The threat of statism has reemerged in force. The federal government has radically expanded its power—through bailouts, “stimulus” packages, a trillion-dollar health-care plan, “jobs bills,” massive expansions of the money supply, and much more. But such interventionism did not suddenly materialize with the recent economic collapse. The dangerous trends of government growth, debt increases, encroachments on individual liberty, and attacks on the free market began years earlier and continued no matter which political party was in power.

This shift toward statism “will not end happily,” declares bestselling author Thomas E. Woods. In Back on the Road to Serfdom, Woods brings together ten top scholars to examine why the size and scope of government has exploded, and to reveal the devastating consequences of succumbing to the statist temptation.

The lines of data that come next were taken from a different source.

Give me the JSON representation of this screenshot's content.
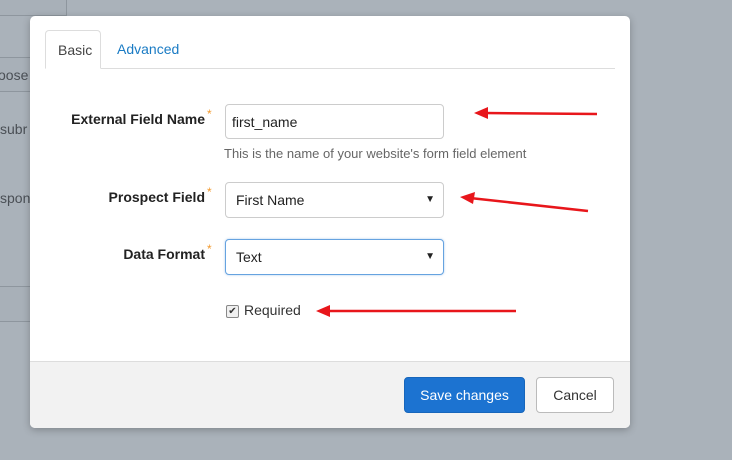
{
  "background": {
    "fragments": [
      "oose",
      "subr",
      "spon"
    ]
  },
  "modal": {
    "tabs": [
      {
        "label": "Basic",
        "active": true
      },
      {
        "label": "Advanced",
        "active": false
      }
    ],
    "fields": {
      "external_field_name": {
        "label": "External Field Name",
        "value": "first_name",
        "help": "This is the name of your website's form field element"
      },
      "prospect_field": {
        "label": "Prospect Field",
        "selected": "First Name"
      },
      "data_format": {
        "label": "Data Format",
        "selected": "Text"
      },
      "required": {
        "label": "Required",
        "checked": true
      },
      "required_marker": "*"
    },
    "footer": {
      "save_label": "Save changes",
      "cancel_label": "Cancel"
    }
  },
  "colors": {
    "primary": "#1c73d1",
    "link": "#1a7bc4",
    "required_marker": "#f29a2e",
    "arrow": "#e8161b"
  }
}
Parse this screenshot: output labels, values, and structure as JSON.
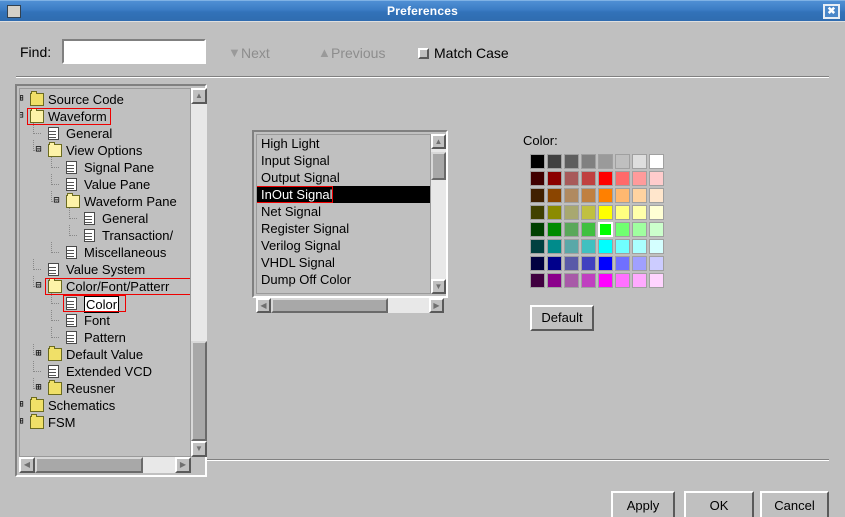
{
  "window": {
    "title": "Preferences",
    "sysmenu_icon": "window-menu-icon",
    "close_icon": "✖"
  },
  "find_bar": {
    "label": "Find:",
    "input_value": "",
    "input_placeholder": "",
    "next_label": "Next",
    "next_icon": "▼",
    "previous_label": "Previous",
    "previous_icon": "▲",
    "match_case_label": "Match Case",
    "match_case_checked": false
  },
  "tree": {
    "nodes": [
      {
        "label": "Source Code",
        "depth": 0,
        "icon": "folder-closed-icon",
        "expander": "+",
        "selected": false,
        "highlight": false
      },
      {
        "label": "Waveform",
        "depth": 0,
        "icon": "folder-open-icon",
        "expander": "-",
        "selected": false,
        "highlight": true
      },
      {
        "label": "General",
        "depth": 1,
        "icon": "document-icon",
        "expander": "",
        "selected": false,
        "highlight": false
      },
      {
        "label": "View Options",
        "depth": 1,
        "icon": "folder-open-icon",
        "expander": "-",
        "selected": false,
        "highlight": false
      },
      {
        "label": "Signal Pane",
        "depth": 2,
        "icon": "document-icon",
        "expander": "",
        "selected": false,
        "highlight": false
      },
      {
        "label": "Value Pane",
        "depth": 2,
        "icon": "document-icon",
        "expander": "",
        "selected": false,
        "highlight": false
      },
      {
        "label": "Waveform Pane",
        "depth": 2,
        "icon": "folder-open-icon",
        "expander": "-",
        "selected": false,
        "highlight": false
      },
      {
        "label": "General",
        "depth": 3,
        "icon": "document-icon",
        "expander": "",
        "selected": false,
        "highlight": false
      },
      {
        "label": "Transaction/",
        "depth": 3,
        "icon": "document-icon",
        "expander": "",
        "selected": false,
        "highlight": false
      },
      {
        "label": "Miscellaneous",
        "depth": 2,
        "icon": "document-icon",
        "expander": "",
        "selected": false,
        "highlight": false
      },
      {
        "label": "Value System",
        "depth": 1,
        "icon": "document-icon",
        "expander": "",
        "selected": false,
        "highlight": false
      },
      {
        "label": "Color/Font/Patterr",
        "depth": 1,
        "icon": "folder-open-icon",
        "expander": "-",
        "selected": false,
        "highlight": true
      },
      {
        "label": "Color",
        "depth": 2,
        "icon": "document-icon",
        "expander": "",
        "selected": true,
        "highlight": true
      },
      {
        "label": "Font",
        "depth": 2,
        "icon": "document-icon",
        "expander": "",
        "selected": false,
        "highlight": false
      },
      {
        "label": "Pattern",
        "depth": 2,
        "icon": "document-icon",
        "expander": "",
        "selected": false,
        "highlight": false
      },
      {
        "label": "Default Value",
        "depth": 1,
        "icon": "folder-closed-icon",
        "expander": "+",
        "selected": false,
        "highlight": false
      },
      {
        "label": "Extended VCD",
        "depth": 1,
        "icon": "document-icon",
        "expander": "",
        "selected": false,
        "highlight": false
      },
      {
        "label": "Reusner",
        "depth": 1,
        "icon": "folder-closed-icon",
        "expander": "+",
        "selected": false,
        "highlight": false
      },
      {
        "label": "Schematics",
        "depth": 0,
        "icon": "folder-closed-icon",
        "expander": "+",
        "selected": false,
        "highlight": false
      },
      {
        "label": "FSM",
        "depth": 0,
        "icon": "folder-closed-icon",
        "expander": "+",
        "selected": false,
        "highlight": false
      }
    ]
  },
  "color_items": {
    "items": [
      {
        "label": "High Light",
        "selected": false,
        "highlight": false
      },
      {
        "label": "Input Signal",
        "selected": false,
        "highlight": false
      },
      {
        "label": "Output Signal",
        "selected": false,
        "highlight": false
      },
      {
        "label": "InOut Signal",
        "selected": true,
        "highlight": true
      },
      {
        "label": "Net Signal",
        "selected": false,
        "highlight": false
      },
      {
        "label": "Register Signal",
        "selected": false,
        "highlight": false
      },
      {
        "label": "Verilog Signal",
        "selected": false,
        "highlight": false
      },
      {
        "label": "VHDL Signal",
        "selected": false,
        "highlight": false
      },
      {
        "label": "Dump Off Color",
        "selected": false,
        "highlight": false
      }
    ]
  },
  "color_picker": {
    "label": "Color:",
    "selected_index": 36,
    "selected_hex": "#ffff00",
    "swatches": [
      "#000000",
      "#404040",
      "#5e5e5e",
      "#808080",
      "#9a9a9a",
      "#bfbfbf",
      "#dedede",
      "#ffffff",
      "#400000",
      "#8b0000",
      "#a85a5a",
      "#c04040",
      "#ff0000",
      "#ff6a6a",
      "#ff9b9b",
      "#ffcccc",
      "#402000",
      "#8b4500",
      "#b08a60",
      "#c08040",
      "#ff8000",
      "#ffb870",
      "#ffd3a0",
      "#ffe6cc",
      "#404000",
      "#8b8b00",
      "#a8a870",
      "#c0c040",
      "#ffff00",
      "#ffff80",
      "#ffffaa",
      "#ffffd4",
      "#004000",
      "#008b00",
      "#5aa85a",
      "#40c040",
      "#00ff00",
      "#70ff70",
      "#a0ffa0",
      "#ccffcc",
      "#004040",
      "#008b8b",
      "#5aa8a8",
      "#40c0c0",
      "#00ffff",
      "#70ffff",
      "#aaffff",
      "#d4ffff",
      "#000040",
      "#00008b",
      "#5a5aa8",
      "#4040c0",
      "#0000ff",
      "#7070ff",
      "#a0a0ff",
      "#ccccff",
      "#400040",
      "#8b008b",
      "#a85aa8",
      "#c040c0",
      "#ff00ff",
      "#ff70ff",
      "#ffaaff",
      "#ffd4ff"
    ]
  },
  "buttons": {
    "default": "Default",
    "apply": "Apply",
    "ok": "OK",
    "cancel": "Cancel"
  }
}
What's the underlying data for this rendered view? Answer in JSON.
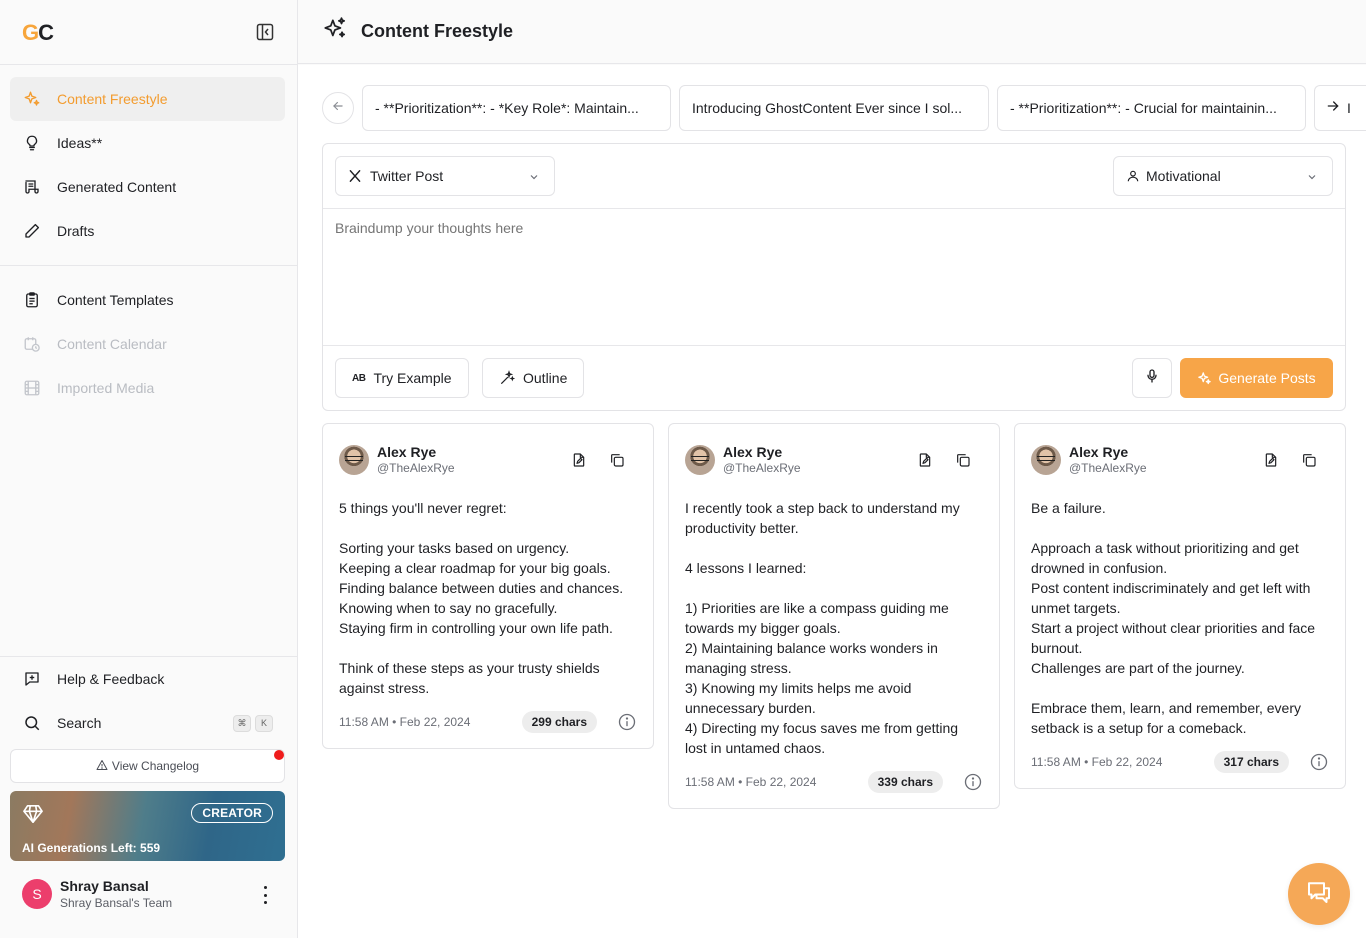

Spanning history, economics, politics, religion, and the arts, Back on the Road to Serfdom shows:
· How government interventionism endangers America’s prosperity and the vital culture of entrepreneurship
· The roots of statism: from the seminal conflict between Thomas Jefferson and Alexander Hamilton to the vast expansion of federal power in the twentieth century
· Why the standard explanation for the recent economic crisis is so terribly wrong—and why the government’s frenzied responses to the downturn only exacerbate the problems
· Why the European welfare state is not a model to aspire to but a disaster to be avoided
· How an intrusive state not only harms the economy but also imperils individual liberty and undermines the role of civil society
· The fatal flaws in the now-common arguments against free markets and free trade
· How big business is helping government pave the road to serfdom
· Why the Judeo-Christian tradition does not demand support for the welfare state, but in fact values the free market
· How the arrogance of government power extends even to the cultural realm—and how central planning is just as inefficient and destructive there

It’s been more than sixty-five years since F. A. Hayek published his seminal work The Road to Serfdom. Now this impeccably timed book provides another desperately needed warning about—and corrective to—the dangers of statism.